A Juried Exhibit
What is a juried art exhibit? Basically, it's an art exhibit, that's pretty self explanatory....but what does the "juried" part mean? It means someone, or several people, determine if you'll be in the exhibit or not. The hard part for the artist is you don't know if you weren't chosen because there were so many people of great caliber that they couldn't include your great work, or if your entry was absolute crap. I prefer to think it's the former when I don't get accepted.
What's the purpose? A juried art exhibit can serve several purposes. For the artist, it's the opportunity to get your work out to the public, and maybe even make a sale. For those of us who are running artistic businesses, sales are important. :) For the sponsoring art organization, it's a way for them to gain some income, as typically juried competitions have a non-refundable entry fee.
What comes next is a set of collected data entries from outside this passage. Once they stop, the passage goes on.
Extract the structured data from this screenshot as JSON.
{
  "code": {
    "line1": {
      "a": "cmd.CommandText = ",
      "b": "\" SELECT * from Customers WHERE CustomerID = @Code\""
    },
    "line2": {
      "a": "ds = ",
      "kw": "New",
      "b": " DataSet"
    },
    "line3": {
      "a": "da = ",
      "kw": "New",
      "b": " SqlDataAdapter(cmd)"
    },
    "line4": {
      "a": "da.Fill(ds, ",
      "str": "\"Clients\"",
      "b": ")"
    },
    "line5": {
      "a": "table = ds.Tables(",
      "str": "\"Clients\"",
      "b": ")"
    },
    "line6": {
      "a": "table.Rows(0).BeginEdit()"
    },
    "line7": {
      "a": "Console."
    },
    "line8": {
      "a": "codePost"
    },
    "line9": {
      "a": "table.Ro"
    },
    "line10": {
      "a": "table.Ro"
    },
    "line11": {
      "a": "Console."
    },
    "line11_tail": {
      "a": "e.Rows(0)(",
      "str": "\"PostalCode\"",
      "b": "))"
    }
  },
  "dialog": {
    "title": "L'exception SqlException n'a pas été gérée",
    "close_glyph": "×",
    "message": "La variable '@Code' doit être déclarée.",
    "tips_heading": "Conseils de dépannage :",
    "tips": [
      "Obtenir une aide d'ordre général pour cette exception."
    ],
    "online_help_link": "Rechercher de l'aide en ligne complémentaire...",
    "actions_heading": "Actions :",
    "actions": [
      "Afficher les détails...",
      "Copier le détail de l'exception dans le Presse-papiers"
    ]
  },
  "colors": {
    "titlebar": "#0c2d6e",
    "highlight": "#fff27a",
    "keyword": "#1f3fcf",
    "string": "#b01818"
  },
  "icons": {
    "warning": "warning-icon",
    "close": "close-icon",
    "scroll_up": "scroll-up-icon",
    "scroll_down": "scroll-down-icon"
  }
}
And there is usually a commission paid to the organization by the artist if a piece is sold, typically ranging from 15 to 35% of the price. I'm going to throw out an assumption based on my limited experience that most local art organizations aren't rolling in dough. So it is a win-win for the artist and the art organization.
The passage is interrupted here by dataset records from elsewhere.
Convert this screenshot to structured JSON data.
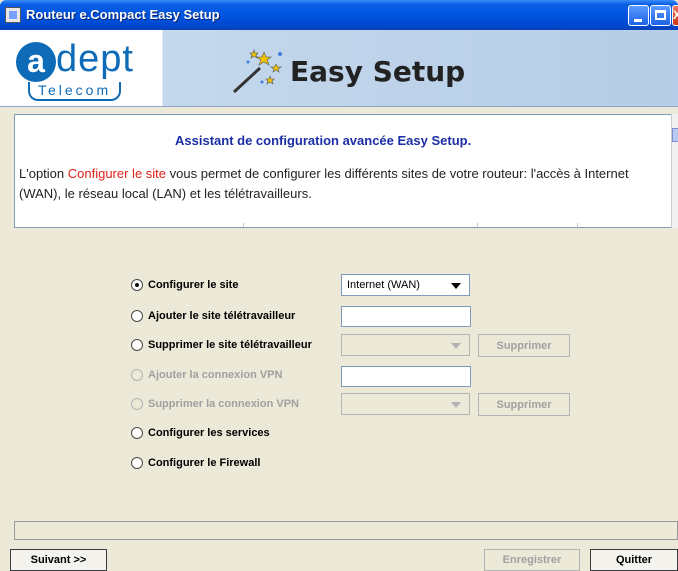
{
  "window": {
    "title": "Routeur e.Compact Easy Setup",
    "controls": {
      "minimize": "",
      "maximize": "",
      "close": "X"
    }
  },
  "header": {
    "logo_letter": "a",
    "logo_word": "dept",
    "logo_subtitle": "Telecom",
    "product_title": "Easy Setup"
  },
  "info": {
    "heading": "Assistant de configuration avancée Easy Setup.",
    "text_before": "L'option ",
    "text_highlight": "Configurer le site",
    "text_after": " vous permet de configurer les différents sites de votre routeur: l'accès à Internet (WAN), le réseau local (LAN) et les télétravailleurs."
  },
  "options": {
    "configure_site": {
      "label": "Configurer le site",
      "selected": true,
      "select_value": "Internet (WAN)"
    },
    "add_teleworker": {
      "label": "Ajouter le site télétravailleur",
      "selected": false,
      "input_value": ""
    },
    "remove_teleworker": {
      "label": "Supprimer le site télétravailleur",
      "selected": false,
      "select_value": "",
      "button_label": "Supprimer"
    },
    "add_vpn": {
      "label": "Ajouter la connexion VPN",
      "selected": false,
      "disabled": true,
      "input_value": ""
    },
    "remove_vpn": {
      "label": "Supprimer la connexion VPN",
      "selected": false,
      "disabled": true,
      "select_value": "",
      "button_label": "Supprimer"
    },
    "configure_services": {
      "label": "Configurer les services",
      "selected": false
    },
    "configure_firewall": {
      "label": "Configurer le Firewall",
      "selected": false
    }
  },
  "footer": {
    "status_text": "",
    "next_label": "Suivant >>",
    "save_label": "Enregistrer",
    "quit_label": "Quitter"
  }
}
The Dreaded Artist Statement
I typically procrastinate on applying to juried exhibits. Mostly because they always need an artist statement, and it often needs to be tailored to what you're submitting. So while there is plenty of recycling of words going on with past artist statements I've written, it's often like piecing together a puzzle, merging new words with old. Then it needs to make some sense. Hopefully to at least one person.
Artist statements, to me, often sound like absolute bull shit. I've got one like that. But I also have versions that vary in their degree of bull shittiness. :) (You can read on my About page the short and longer versions.) Personally I'm not all into the b.s. kind of artist statement. But, it has to be done. (What is an artist statement? It's generally where you express your creative inspiration, what materials you used and your artistic vision. These can be about a specific piece of work, or more generally your work overall.)
For a recent application I wrote this artist statement, it's a bit of a hybrid between being specific to what was entered, and about my general body of work.
The first thing I need to get over when writing these things is that it will never be perfect. You just have to write it so you can enter the exhibit by the deadline. I wonder how many artists fail to enter because they can't get through the insecurity of writing? Often you have to just submit it, even if it isn't up to your standards.
Then, you wait....
As with any application, there are deadlines to submit. And then you wait to hear from the art organization, anywhere from weeks to a couple months (they tell you when you'll hear from them), as to whether you were accepted or not. Just like a job application, it's always the "form letter" email you get, either telling you "accepted" or "rejected" (you're typically informed in gentler words). Most letters don't say why you were rejected. That would be nice to know, but can you imagine writing dozens to hundreds of reasons why? That would be incredibly time consuming. So I get it. On the flip side, you often don't know why they chose your work, either.
Did I get in to this exhibit?
Yes. :) Of the two, The Wish was chosen.